La principale différence entre cette procédure et le projet d'assainissement du décret est que le titulaire n'est pas tenu d'introduire séparément les différentes études et projets d'assainissement, de sorte que celles-ci ne feront pas l'objet d'une décision de l'administration en amont de la réalisation du projet. De ce fait, la durée de la procédure s'en trouve réduite en ce sens que tous les éléments des études d'orientation et de caractérisation se retrouvent au sein du projet d'assainissement introduit via la procédure accélérée.

Nouveauté : mesures de gestion immédiates " quatre en un "
Une disposition particulière (art. 80) est introduite pour les situations résultant d'une part, d'un accident soudain tel que, par exemple, une fuite d'une cuve à mazout, et d'autre part, de la découverte fortuite de pollutions en cours de chantier. Ces situations sont par définition des pollutions nouvelles.

Tout d'abord, il est précisé que la pollution découverte correspond à toute pollution qui ne pouvait raisonnablement pas être connue au moment du lancement des travaux. Ainsi, un terrain qui serait considéré comme pollué ou potentiellement pollué eu égard à la banque de données de l'état des sols ne pourra pas donner lieu à l'application de cette disposition.

Ainsi, pour autant que les nécessités du chantier imposent de mettre en oeuvre des mesures dans des délais qui ne sont pas compatibles avec les délais prévus pour réaliser, introduire et approuver une étude d'orientation, une étude de caractérisation (ou même une étude combinée) et un projet d'assainissement, le titulaire peut immédiatement recourir à un expert. Dans le cadre de sa mission, l'expert va alors préconiser, et mettre en oeuvre, des actes et travaux d'assainissement afin de gérer immédiatement la pollution découverte.

Dans un deuxième cas, lorsque l'accident soudain nécessite une intervention urgente qui n'est pas compatible avec les délais prévus pour réaliser, introduire et approuver une étude d'orientation, une étude de caractérisation (ou même une étude combinée) et un projet d'assainissement, le titulaire peut directement gérer la pollution. Dans ce cas, le titulaire fait appel à un expert pour prendre des mesures de gestion immédiates nécessaires pour éviter ou réduire les dangers et risques immédiats.

Tout comme en cas de découverte de pollution en cours de chantier, ces mesures sont prises et réalisées sans qu'un projet d'assainissement ait été approuvé au préalable par l'administration. Elles doivent néanmoins atteindre les mêmes objectifs d'assainissement que ceux visés par le décret.

Le titulaire informe immédiatement l'administration de la pollution et de la désignation de l'expert et justifie le fait qu'il se trouve dans une situation d'urgence. Cette décision vaut alors engagement volontaire à souscrire aux obligations du décret.
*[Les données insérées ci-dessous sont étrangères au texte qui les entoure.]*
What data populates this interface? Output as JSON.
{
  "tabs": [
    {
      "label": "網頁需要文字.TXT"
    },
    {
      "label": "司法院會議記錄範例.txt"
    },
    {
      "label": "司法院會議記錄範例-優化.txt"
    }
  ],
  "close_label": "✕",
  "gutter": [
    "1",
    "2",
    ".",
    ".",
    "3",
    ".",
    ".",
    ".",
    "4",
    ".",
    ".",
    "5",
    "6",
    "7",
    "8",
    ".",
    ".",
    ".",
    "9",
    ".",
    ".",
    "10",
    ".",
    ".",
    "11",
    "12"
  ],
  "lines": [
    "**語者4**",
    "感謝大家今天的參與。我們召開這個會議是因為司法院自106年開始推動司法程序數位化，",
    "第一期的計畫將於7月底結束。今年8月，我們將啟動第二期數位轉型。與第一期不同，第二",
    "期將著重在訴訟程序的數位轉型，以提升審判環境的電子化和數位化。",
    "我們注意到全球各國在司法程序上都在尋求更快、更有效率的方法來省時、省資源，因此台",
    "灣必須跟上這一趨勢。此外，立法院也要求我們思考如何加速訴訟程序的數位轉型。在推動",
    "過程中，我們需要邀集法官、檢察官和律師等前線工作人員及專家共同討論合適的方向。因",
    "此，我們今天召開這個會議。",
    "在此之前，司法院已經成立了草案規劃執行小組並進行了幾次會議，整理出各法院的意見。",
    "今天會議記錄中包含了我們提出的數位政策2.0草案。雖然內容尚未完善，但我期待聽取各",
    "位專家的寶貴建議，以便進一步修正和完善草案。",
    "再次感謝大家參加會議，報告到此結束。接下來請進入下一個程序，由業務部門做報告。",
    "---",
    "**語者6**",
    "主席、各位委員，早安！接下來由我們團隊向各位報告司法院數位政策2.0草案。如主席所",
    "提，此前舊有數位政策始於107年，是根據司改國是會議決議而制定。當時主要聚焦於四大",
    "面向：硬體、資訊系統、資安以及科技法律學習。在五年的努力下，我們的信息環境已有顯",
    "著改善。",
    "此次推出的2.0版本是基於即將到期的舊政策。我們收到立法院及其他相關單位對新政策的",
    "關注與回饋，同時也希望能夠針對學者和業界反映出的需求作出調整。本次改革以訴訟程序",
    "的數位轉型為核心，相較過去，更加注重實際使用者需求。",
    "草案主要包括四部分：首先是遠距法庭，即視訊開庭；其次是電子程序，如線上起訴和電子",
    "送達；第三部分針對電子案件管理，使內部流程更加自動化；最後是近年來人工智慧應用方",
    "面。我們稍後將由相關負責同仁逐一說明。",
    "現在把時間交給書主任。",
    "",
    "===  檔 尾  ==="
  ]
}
Lorsqu'il s'agit d'une pollution découverte en cours de chantier°, l'administration envoie sa décision statuant sur la validité du recours à cette procédure au titulaire dans les dix jours à dater de la réception de l'information et de la justification. Cette approbation préalable de l'administration est uniquement prévue dans cette hypothèse. En effet, dans le cas d'un accident soudain, il convient de poser les actes et travaux immédiatement pour éviter que la pollution ne se diffuse.
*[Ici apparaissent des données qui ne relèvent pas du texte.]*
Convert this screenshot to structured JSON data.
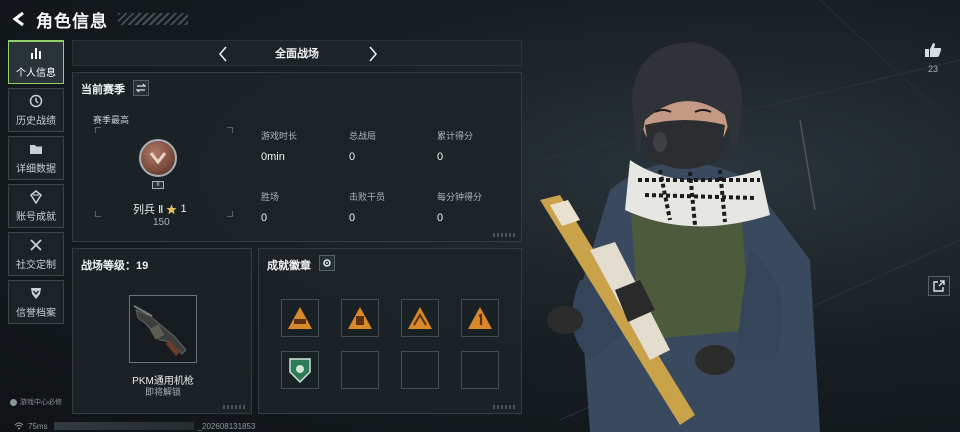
{
  "header": {
    "title": "角色信息"
  },
  "sidebar": {
    "items": [
      {
        "label": "个人信息",
        "icon": "bar-chart-icon",
        "active": true
      },
      {
        "label": "历史战绩",
        "icon": "history-clock-icon"
      },
      {
        "label": "详细数据",
        "icon": "folder-icon"
      },
      {
        "label": "账号成就",
        "icon": "achievement-crest-icon"
      },
      {
        "label": "社交定制",
        "icon": "wrench-tools-icon"
      },
      {
        "label": "信誉档案",
        "icon": "shield-chevron-icon"
      }
    ],
    "support": "游戏中心必修"
  },
  "mode": {
    "name": "全面战场"
  },
  "season": {
    "title": "当前赛季",
    "highest_label": "赛季最高",
    "rank_name": "列兵 Ⅱ",
    "rank_stars": "1",
    "rank_score": "150",
    "rank_sub": "II",
    "stats": [
      {
        "label": "游戏时长",
        "value": "0min"
      },
      {
        "label": "总战局",
        "value": "0"
      },
      {
        "label": "累计得分",
        "value": "0"
      },
      {
        "label": "胜场",
        "value": "0"
      },
      {
        "label": "击败干员",
        "value": "0"
      },
      {
        "label": "每分钟得分",
        "value": "0"
      }
    ]
  },
  "level": {
    "title": "战场等级：19",
    "weapon_name": "PKM通用机枪",
    "weapon_status": "即将解锁"
  },
  "badges": {
    "title": "成就徽章"
  },
  "social": {
    "like_count": "23"
  },
  "status": {
    "ping": "75ms",
    "id_suffix": "_202608131853"
  },
  "colors": {
    "accent": "#8fd16b",
    "badge_orange": "#d9892c"
  }
}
L'attente de la décision visée à l'alinéa 2 est sans préjudice de la possibilité pour le titulaire, sur conseil de l'expert, de mener toutes les investigations nécessaires à sa mission.
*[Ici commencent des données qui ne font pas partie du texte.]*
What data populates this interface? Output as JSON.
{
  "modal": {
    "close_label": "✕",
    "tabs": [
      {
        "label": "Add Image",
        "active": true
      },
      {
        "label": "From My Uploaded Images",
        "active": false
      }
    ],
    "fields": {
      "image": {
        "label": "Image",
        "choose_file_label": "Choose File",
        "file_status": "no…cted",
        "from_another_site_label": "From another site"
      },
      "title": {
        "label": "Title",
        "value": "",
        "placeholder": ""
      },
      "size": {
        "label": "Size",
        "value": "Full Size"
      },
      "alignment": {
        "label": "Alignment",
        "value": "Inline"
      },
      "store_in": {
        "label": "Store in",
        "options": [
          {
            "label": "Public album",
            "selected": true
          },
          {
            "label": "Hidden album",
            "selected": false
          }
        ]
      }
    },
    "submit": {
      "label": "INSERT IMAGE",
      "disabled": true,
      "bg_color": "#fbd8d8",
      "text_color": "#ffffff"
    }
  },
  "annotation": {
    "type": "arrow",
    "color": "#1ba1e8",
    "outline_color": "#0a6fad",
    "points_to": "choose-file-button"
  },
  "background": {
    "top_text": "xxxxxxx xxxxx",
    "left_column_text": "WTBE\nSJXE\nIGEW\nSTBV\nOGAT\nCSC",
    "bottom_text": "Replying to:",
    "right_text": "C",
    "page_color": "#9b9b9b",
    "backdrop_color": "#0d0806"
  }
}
La décision favorable vaut permis.

Dans le cas d'un accident, à l'issue de la réalisation des mesures de gestion immédiates, une évaluation finale est effectuée par l'expert à l'initiative du titulaire. Cette évaluation est envoyée à l'administration dans les trente jours à dater de la fin de l'accomplissement des mesures

L'administration dispose alors de 30 jours à dater de la réception de l'évaluation finale pour délivrer le certificat de contrôle du sol qui a la même portée légale que les certificats délivrés dans le cadre d'autres procédures.

Consulter ici le résumé des procédures pour les projets d'assainissement.

[1] Hormis le délai de la décision sur le caractère complet du dossier qui serait de 20 jours au lieu de 30 selon le commentaire des articles.